Of course, DIY or not, this music isn't what you would call amateur. Every member of this band is a veteran of several other bands. This being black metal, none of these people, or their various bands or projects, are "famous", and most of their releases are also demos. But what this does mean is that Mord is not a group of plukey-faced fourteen-year-olds recording a cacophonous jam directly onto blank tapes their mom bought them with their older brother's ghetto blaster. These are all experienced black metal musicians who have been living with this music since they were plukey-faced teenagers. They know what they're doing. I used to work with destructSEAN, Anti-human's former bandmate from Misanthropy, and he was no poseur. These guys are steeped in extreme metal.

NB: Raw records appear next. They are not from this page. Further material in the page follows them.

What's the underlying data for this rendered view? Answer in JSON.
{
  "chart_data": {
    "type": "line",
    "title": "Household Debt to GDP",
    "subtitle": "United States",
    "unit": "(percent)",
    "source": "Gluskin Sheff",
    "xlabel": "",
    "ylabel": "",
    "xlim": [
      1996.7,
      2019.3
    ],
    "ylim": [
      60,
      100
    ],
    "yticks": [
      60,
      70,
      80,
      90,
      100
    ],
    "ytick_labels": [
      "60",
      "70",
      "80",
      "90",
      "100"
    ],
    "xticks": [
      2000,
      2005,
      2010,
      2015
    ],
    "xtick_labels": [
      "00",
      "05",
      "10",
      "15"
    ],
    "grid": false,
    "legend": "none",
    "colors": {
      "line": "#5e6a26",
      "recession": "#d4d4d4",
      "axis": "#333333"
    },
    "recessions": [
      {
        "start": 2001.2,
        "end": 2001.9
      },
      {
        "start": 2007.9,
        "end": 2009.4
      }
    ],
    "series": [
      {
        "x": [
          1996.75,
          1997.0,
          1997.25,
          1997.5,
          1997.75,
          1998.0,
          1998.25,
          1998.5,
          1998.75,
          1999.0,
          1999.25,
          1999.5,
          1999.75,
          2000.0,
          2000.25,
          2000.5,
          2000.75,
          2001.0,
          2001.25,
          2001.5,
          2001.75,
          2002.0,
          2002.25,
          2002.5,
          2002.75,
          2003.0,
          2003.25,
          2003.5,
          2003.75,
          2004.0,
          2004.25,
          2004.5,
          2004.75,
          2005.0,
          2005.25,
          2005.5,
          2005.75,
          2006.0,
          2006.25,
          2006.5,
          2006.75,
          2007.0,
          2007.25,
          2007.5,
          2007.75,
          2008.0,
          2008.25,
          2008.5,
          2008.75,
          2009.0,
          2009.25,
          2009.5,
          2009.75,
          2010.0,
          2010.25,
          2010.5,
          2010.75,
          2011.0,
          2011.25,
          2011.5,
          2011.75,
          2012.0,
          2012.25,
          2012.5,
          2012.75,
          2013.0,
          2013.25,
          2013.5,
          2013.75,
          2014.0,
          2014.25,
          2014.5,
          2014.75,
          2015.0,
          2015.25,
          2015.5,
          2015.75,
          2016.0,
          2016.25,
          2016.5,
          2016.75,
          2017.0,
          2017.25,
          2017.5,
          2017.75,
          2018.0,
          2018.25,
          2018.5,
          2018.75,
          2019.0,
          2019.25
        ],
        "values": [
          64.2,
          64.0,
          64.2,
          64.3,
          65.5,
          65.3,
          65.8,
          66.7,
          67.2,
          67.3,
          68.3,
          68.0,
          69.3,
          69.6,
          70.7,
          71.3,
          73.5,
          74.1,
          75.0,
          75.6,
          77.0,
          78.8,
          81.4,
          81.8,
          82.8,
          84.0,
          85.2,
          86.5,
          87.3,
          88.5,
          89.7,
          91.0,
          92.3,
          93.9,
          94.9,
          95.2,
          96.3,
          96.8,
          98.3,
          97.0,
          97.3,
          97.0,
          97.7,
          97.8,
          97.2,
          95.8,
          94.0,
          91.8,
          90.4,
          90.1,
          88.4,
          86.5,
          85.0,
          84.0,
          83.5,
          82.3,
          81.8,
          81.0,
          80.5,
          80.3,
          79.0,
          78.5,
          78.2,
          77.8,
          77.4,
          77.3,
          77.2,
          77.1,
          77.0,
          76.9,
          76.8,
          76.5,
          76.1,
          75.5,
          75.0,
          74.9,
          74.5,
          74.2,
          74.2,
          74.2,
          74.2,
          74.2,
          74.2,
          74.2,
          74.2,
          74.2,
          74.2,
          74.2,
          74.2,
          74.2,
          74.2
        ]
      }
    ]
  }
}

Now, apart from Holland's Striid, Mord are an American band. The list their home as Denver, Colorado. So I don't know if I should be calling this "kvlt" or "tr00" (and I don't really use that vocabulary anyway), but this music sounds like what you want black metal to be (provided you don't think black metal sounds like Dimmu Borgir). There are two tracks on this demo, but they bleed into each other, creating one long anguished lament. The guitar is dirty and black, too scratchy to be called a drone, united hatred and despair in the way that only black metal can. The experience listener will pick out the effective melodies underlying the black noise. The vocals are a competent and convincing rasp; when, in the second "track", we hear an almost witty sample from The Exorcist, we are initially struck by how much Striid sounds like the possessed Regan (that's not an insult, by the way).

The pace is medium-slow. This isn't what I would call "depressive black metal", but it's more in the vein of middle/late Burzum and the many bands that followed (Judas Iscariot, Nargaroth). "Seeds of Evil" seems a little more energetic, but really these songs sound like two pieces of a whole, and I assume the band intended it to be one long plunge into a night world of anguish.

This will be a worthy companion to all the worst moments in your life. This will piss off everyone you know who likes sissy music. This will alienate everyone who thinks metal has something to do with tight leather pants and leopard-print shirts. This will fit right in with every raw black classic you own.

And added to that you will have a humble physical object that only exists because a group of musicians were dedicated to the music enough to bring it out, even if only to 222 people. Whatever becomes of Mord -- and we all only this kind of black metal is the least commercial music there is -- you will have a permanent artefact of what they felt, and what they were capable of.